CITATION IMPACT PERFORMANCE



*       Chinese researchers publish in many Chinese journals, but cite very
few Chinese journals

*       Chinese researchers publish in low Impact Factor journals, but cite
relatively high Impact Factor journals (Impact Factor measures a journal's
ability to attract citations)

*       Chinese researchers publish in much lower Impact Factor journals
than do USA researchers

*       China-USA collaboration doubles citation impact of Chinese authors

*       China's research impact was larger than India's in all major
research categories (Physical/ Environmental/ Materials/ Life Sciences, as
measured by median of top ten cited articles in each sub-area, for technical
sub-areas of similar research output)

*       China's research impact was smaller than Australia's in all major
research categories

*       Global nanotechnology researchers cite only a handful of Chinese
journals with significant numbers, and even these journals have two orders
of magnitude less citations than the leading international journals



As the above and other studies have shown, aggregate country publication
productivity and citation impact results can be somewhat misleading.
Publications and citation impact in critical technologies and
sub-technologies are most important, and should serve as the basis for
publication and citation comparison.



RNK





REFERENCES



1.  Kostoff RN, Briggs, MB, Rushenberg, RL, Bowles, CA, Pecht, M.  The
structure and infrastructure of Chinese science and technology.  DTIC
Technical Report ADA443315 (http://www.dtic.mil/).  Defense Technical
Information Center.  Fort Belvoir, VA.  2006.

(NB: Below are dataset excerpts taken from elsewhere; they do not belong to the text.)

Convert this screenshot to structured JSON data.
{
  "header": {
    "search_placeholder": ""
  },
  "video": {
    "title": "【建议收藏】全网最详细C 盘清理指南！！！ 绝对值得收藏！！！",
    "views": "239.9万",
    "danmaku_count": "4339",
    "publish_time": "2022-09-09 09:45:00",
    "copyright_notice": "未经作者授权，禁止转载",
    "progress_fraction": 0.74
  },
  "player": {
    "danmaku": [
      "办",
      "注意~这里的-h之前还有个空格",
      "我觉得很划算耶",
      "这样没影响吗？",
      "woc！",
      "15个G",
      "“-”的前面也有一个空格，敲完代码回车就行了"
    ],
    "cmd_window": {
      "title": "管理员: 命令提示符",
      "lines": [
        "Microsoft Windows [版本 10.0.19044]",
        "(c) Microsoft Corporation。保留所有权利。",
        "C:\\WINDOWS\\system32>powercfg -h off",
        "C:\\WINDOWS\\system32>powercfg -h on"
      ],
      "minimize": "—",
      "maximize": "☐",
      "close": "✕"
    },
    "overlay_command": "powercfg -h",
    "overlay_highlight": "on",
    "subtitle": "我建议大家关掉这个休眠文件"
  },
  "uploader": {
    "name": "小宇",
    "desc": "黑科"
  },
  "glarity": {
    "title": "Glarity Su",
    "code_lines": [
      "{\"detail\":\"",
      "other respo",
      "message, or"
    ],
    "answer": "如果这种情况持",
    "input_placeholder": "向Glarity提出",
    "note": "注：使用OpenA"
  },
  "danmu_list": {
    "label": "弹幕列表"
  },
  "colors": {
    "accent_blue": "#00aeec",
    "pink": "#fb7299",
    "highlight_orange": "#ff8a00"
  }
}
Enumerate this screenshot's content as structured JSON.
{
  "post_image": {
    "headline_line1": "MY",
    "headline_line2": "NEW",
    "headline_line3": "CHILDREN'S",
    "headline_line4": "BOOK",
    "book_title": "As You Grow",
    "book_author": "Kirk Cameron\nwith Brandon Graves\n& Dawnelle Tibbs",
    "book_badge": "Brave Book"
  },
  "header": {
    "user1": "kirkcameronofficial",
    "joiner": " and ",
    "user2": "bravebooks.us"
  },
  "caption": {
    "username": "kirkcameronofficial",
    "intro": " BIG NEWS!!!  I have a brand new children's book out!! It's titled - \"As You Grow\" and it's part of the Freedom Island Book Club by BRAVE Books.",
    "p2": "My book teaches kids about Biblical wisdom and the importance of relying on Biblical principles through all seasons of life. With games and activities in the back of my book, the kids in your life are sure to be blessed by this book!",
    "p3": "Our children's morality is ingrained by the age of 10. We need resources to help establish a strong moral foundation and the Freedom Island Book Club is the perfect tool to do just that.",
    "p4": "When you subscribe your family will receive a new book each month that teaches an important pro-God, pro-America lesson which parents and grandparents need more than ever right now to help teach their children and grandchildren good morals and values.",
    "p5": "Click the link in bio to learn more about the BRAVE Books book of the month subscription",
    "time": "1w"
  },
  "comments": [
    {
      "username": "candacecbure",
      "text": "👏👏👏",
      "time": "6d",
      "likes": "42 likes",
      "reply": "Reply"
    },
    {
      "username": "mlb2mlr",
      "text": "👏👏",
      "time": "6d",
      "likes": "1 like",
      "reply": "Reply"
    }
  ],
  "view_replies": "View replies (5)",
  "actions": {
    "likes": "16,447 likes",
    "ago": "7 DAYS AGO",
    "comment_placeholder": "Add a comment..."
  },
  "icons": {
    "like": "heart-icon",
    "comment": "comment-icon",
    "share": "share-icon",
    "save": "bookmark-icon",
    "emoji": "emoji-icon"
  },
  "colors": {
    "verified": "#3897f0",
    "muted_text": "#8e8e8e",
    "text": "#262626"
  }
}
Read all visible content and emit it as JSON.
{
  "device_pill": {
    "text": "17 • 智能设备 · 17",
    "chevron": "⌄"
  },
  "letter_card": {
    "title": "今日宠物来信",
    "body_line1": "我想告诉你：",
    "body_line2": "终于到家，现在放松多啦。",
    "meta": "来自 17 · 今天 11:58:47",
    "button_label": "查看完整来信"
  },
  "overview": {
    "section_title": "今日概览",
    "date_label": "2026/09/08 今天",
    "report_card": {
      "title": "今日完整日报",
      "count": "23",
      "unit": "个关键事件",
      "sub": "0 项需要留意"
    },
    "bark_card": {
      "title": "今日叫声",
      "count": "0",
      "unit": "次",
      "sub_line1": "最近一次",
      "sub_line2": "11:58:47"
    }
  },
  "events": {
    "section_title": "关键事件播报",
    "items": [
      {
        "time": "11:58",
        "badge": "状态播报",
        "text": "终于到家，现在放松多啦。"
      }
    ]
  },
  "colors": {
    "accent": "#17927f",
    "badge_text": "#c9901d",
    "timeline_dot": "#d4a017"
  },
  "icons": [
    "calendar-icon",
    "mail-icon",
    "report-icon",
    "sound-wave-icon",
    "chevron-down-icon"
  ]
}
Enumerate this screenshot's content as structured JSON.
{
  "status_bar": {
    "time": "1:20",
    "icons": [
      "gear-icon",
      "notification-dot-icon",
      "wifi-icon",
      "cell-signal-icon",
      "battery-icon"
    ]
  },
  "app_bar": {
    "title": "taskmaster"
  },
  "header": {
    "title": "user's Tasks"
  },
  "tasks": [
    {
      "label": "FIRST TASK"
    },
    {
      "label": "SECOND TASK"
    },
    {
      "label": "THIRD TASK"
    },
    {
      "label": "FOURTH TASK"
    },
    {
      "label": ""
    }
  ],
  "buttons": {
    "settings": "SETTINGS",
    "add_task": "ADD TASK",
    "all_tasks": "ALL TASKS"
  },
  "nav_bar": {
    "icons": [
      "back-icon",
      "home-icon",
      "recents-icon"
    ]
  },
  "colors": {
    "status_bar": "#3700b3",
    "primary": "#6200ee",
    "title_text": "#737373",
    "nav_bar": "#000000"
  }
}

A downloadable version of the report's final draft is available at
<http://www.onr.navy.mil/sci_tech/special/354/technowatch/textmine.asp>
http://www.onr.navy.mil/sci_tech/special/354/technowatch/textmine.asp

Go to ninth report listed.  Click on PDF version.



2.  The views in this report are solely those of the authors, and do not
represent the views of the Department of the Navy or any of its components,
DDL-OMNI Engineering, LLC, or the University of Maryland.